Don't worry, they'll get bored with it soon enough and go back to their favorite past time of finding something to blame Obama for. I remember I made a bet with someone a few months ago that Fox would find a way to blame Obama for flight 370 and they thought I was crazy. I admit it took them longer than I thought - about two weeks - but they were finally able to string together some twisted way to put some blame on him.
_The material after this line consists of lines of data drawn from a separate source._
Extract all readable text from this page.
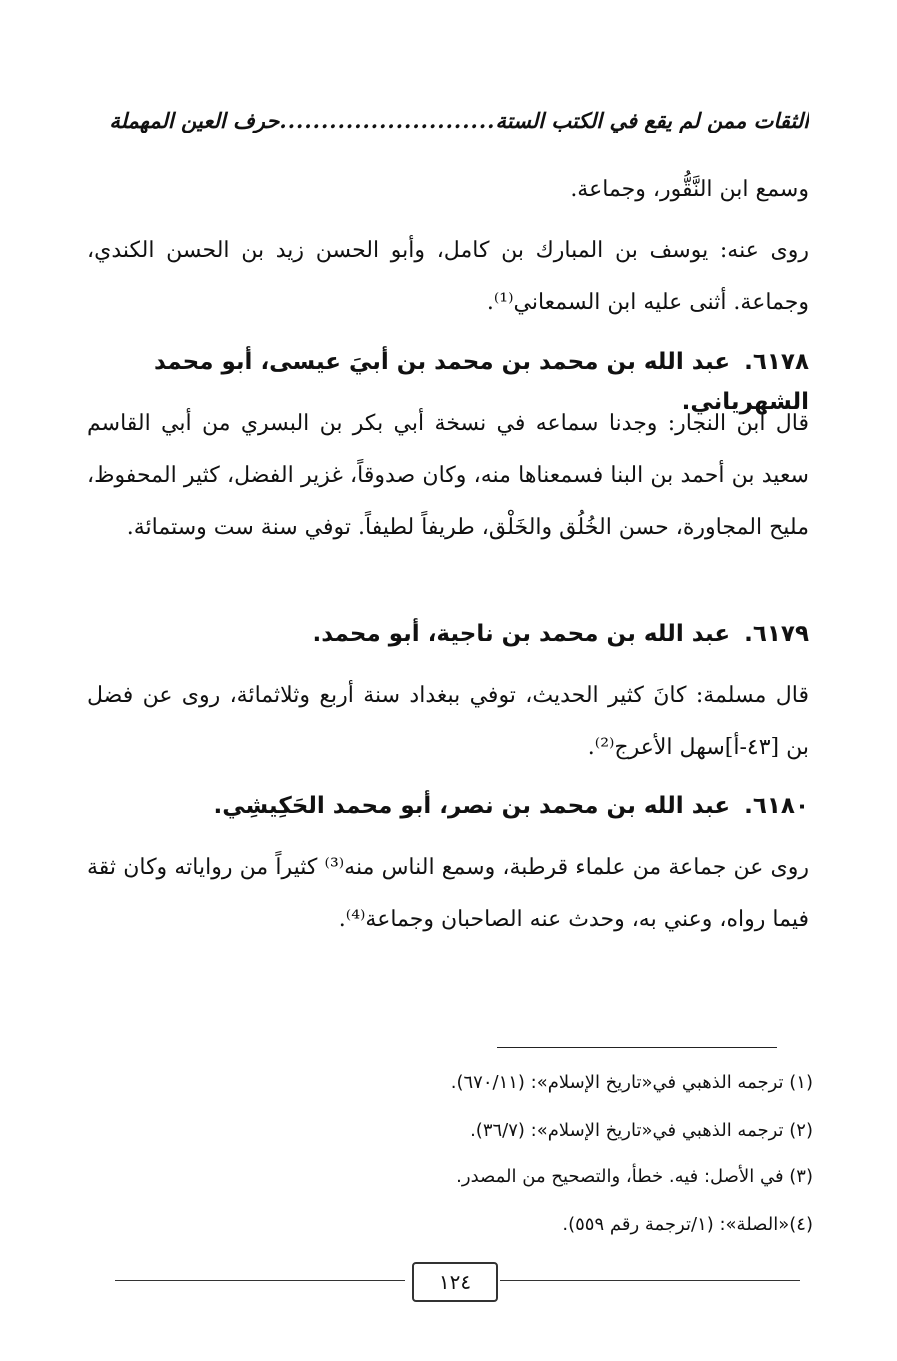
الثقات ممن لم يقع في الكتب الستة..........................حرف العين المهملة
وسمع ابن النَّقُّور، وجماعة.
روى عنه: يوسف بن المبارك بن كامل، وأبو الحسن زيد بن الحسن الكندي، وجماعة. أثنى عليه ابن السمعاني⁽¹⁾.
٦١٧٨.عبد الله بن محمد بن محمد بن أبيَ عيسى، أبو محمد الشهرياني.
قال ابن النجار: وجدنا سماعه في نسخة أبي بكر بن البسري من أبي القاسم سعيد بن أحمد بن البنا فسمعناها منه، وكان صدوقاً، غزير الفضل، كثير المحفوظ، مليح المجاورة، حسن الخُلُق والخَلْق، طريفاً لطيفاً. توفي سنة ست وستمائة.
٦١٧٩.عبد الله بن محمد بن ناجية، أبو محمد.
قال مسلمة: كانَ كثير الحديث، توفي ببغداد سنة أربع وثلاثمائة، روى عن فضل بن [٤٣-أ]سهل الأعرج⁽²⁾.
٦١٨٠.عبد الله بن محمد بن نصر، أبو محمد الحَكِيشِي.
روى عن جماعة من علماء قرطبة، وسمع الناس منه⁽³⁾ كثيراً من رواياته وكان ثقة فيما رواه، وعني به، وحدث عنه الصاحبان وجماعة⁽⁴⁾.
(١) ترجمه الذهبي في«تاريخ الإسلام»: (٦٧٠/١١).
(٢) ترجمه الذهبي في«تاريخ الإسلام»: (٣٦/٧).
(٣) في الأصل: فيه. خطأ، والتصحيح من المصدر.
(٤)«الصلة»: (١/ترجمة رقم ٥٥٩).
١٢٤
You should expect nothing less from the WSJ.

Zen Democrat

(5,901 posts)
30. Yeah, and Bill was impeached, called a murderer and a rapist.
Mon Jul 7, 2014, 03:49 PM
Jul 2014

He sure did humor those Republicans well. He gave them a repeal of Glass-Steagall, DOMA, DADT, Welfare Reform, no healthcare, and just exactly what did progressives get in return? Scorn.

Sorry, that kind of talk from Hillary reminds me to Al Gore stepping away from Clinton in 2000 and putting Joe Lieberman (an anti-Clinton activist senator) on the ticket. It didn't make Democrats happy then, and it won't help in 2016. If Hillary chooses to distance herself in a material way from Barack Obama, then she's toast for me.

I'd be happier with Elizabeth Warren.

Splinter Cell

(703 posts)
38. Hillary is the worst damn nominee we could have.
Tue Jul 8, 2014, 03:18 PM
Jul 2014

Democrats need to pull their heads out of their collective butt and start looking at other people.

 

Liberal_Stalwart71

(20,450 posts)
39. Hillary Clinton is a fucking disaster! A disaster!
Tue Jul 8, 2014, 07:29 PM
Jul 2014

If she is our nominee in 2016, this country WILL have a Republican president.